The next summer, shortly before my sixteenth birthday, I was hired as an usherette at a movie theater. The now defunct State Theater in downtown Marysville even supplied employees with a uniform—maroon slacks in shiny polyester and jacket with a black stripe running down the outside of the pants, black shirt provided by me. All decked out and equipped with a large flashlight I began checking tickets to see if they were general seating or loge, and showing customers to their seats. The loge seats cost a little more and were in the balcony where smoking was allowed. I had friends who smoked, mostly guys, so naturally I let them sit in the balcony whether they paid for loge or not, which they never did. But, after watching the same movie three or four times, I frequently became bored and entertained myself by spotlighting couples making out in the back rows. People complained and transportation to and from work became problematic. Most evenings my mother dropped me off on the way to her waitressing job at the Uriz Hotel. Then someone from the hotel (restaurant) would pick me up and take me back to the kitchen where I feasted on tidbits the cooks prepared for me until my mother got off work. All in all, it wasn’t a bad job, but for some of the aforementioned reasons, I didn’t last through the summer.

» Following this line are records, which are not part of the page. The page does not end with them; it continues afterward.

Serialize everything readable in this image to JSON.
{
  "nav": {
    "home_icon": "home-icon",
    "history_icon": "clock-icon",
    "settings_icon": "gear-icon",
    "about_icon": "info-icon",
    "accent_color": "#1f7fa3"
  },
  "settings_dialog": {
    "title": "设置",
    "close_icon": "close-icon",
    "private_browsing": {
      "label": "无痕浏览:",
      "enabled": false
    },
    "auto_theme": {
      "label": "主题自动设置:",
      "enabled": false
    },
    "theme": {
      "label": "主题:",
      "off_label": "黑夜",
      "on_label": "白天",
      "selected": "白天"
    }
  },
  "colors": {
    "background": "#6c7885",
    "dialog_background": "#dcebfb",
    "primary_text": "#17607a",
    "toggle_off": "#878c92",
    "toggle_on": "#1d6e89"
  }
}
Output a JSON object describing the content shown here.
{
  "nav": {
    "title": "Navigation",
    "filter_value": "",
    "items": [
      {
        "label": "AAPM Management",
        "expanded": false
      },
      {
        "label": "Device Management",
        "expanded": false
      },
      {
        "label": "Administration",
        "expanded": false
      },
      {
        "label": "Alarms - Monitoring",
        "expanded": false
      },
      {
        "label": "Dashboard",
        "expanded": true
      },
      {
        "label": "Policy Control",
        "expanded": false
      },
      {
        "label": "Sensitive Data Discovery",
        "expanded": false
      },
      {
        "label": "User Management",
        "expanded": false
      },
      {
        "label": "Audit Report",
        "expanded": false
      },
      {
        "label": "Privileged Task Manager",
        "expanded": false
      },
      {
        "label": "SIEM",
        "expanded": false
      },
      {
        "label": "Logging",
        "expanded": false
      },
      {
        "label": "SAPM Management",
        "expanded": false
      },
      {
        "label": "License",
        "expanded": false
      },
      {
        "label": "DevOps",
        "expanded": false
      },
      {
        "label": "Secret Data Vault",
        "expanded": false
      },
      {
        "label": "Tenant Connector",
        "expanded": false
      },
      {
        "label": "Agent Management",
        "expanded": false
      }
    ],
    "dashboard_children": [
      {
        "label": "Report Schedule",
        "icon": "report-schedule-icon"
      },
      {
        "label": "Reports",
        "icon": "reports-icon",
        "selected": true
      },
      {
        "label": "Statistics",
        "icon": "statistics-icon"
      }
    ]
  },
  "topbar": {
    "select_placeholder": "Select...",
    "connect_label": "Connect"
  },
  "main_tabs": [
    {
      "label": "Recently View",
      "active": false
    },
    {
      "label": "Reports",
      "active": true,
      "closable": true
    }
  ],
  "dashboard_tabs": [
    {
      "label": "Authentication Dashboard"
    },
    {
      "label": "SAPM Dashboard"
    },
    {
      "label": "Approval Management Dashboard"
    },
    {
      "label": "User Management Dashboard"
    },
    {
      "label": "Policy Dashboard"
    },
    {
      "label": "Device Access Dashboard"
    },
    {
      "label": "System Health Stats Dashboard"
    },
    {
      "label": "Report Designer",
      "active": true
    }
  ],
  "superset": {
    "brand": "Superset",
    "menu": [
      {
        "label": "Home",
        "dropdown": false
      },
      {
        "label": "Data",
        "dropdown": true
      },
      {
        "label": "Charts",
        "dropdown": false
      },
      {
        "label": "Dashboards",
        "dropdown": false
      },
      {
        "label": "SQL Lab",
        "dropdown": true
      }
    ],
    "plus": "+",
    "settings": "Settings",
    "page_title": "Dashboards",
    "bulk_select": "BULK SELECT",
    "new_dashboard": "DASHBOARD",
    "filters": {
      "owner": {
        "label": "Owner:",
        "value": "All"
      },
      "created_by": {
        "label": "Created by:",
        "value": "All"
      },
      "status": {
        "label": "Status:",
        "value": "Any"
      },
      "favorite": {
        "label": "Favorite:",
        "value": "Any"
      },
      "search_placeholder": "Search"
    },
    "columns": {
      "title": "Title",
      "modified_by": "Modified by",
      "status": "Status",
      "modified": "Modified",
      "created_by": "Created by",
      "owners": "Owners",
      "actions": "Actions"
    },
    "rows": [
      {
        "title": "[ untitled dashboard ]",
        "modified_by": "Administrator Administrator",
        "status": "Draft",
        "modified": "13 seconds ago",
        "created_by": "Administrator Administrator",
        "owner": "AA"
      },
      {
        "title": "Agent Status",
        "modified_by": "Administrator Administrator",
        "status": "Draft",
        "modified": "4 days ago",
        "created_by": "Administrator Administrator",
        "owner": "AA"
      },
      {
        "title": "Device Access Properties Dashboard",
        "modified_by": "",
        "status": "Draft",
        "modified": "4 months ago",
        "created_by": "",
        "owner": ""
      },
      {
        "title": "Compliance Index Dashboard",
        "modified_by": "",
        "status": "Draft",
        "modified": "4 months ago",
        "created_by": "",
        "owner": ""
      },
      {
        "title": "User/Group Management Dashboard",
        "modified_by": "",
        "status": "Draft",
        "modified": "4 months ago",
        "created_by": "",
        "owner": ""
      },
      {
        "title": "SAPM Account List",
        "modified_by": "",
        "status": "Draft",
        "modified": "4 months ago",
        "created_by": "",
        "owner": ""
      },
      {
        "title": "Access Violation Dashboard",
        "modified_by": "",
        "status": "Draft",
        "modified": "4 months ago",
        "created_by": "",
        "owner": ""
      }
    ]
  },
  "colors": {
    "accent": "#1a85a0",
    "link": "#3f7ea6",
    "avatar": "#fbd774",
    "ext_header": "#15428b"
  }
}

I spent my last summer in California working the hop harvest at the E. Clemens Horst Ranch outside Wheatland. I had become a married woman four days after graduating from high school and needed money to join my Navy husband in Millington, Tennessee where he was stationed at that time. Tom had lived with his Uncle Howard and Aunt Eunice in company housing on the Horst Ranch since leaving home at fourteen. Howard, a full-time employee of the ranch, managed to get me and Tom’s sister, Betty, on the payroll that summer. Betty and I are the same age, and she and Tom were the oldest of twelve siblings from deaf parents. If I considered my childhood tough, I only need to think about theirs for about three seconds.
Betty and I worked in the hop house, a two-story building of which the upper story had a slatted floor covered with burlap. The hop flowers were poured onto the second floor, and our task was to rake them even so that heating units on the lower floor could dry them before they were pressed into bales. Hops are prickly and itchy, summers in northern California are hot, with heaters, even hotter. Not a cool job.
Uncle Howard and his brothers celebrated payday with a trip to town for cold cuts: bologna, sliced American cheese, Wonder Bread, chips and sodas. Several members of my husband’s family worked the hop harvest, and when they returned from town we sat on the tailgates of pickup trucks to eat fat bologna sandwiches, drink Coca Cola and commiserate about broken tractors, long days and low pay. Howard’s wife, Aunt Eunice, was a terrible cook. After days of her beans and hockey-puck biscuits, bologna sandwiches were a feast.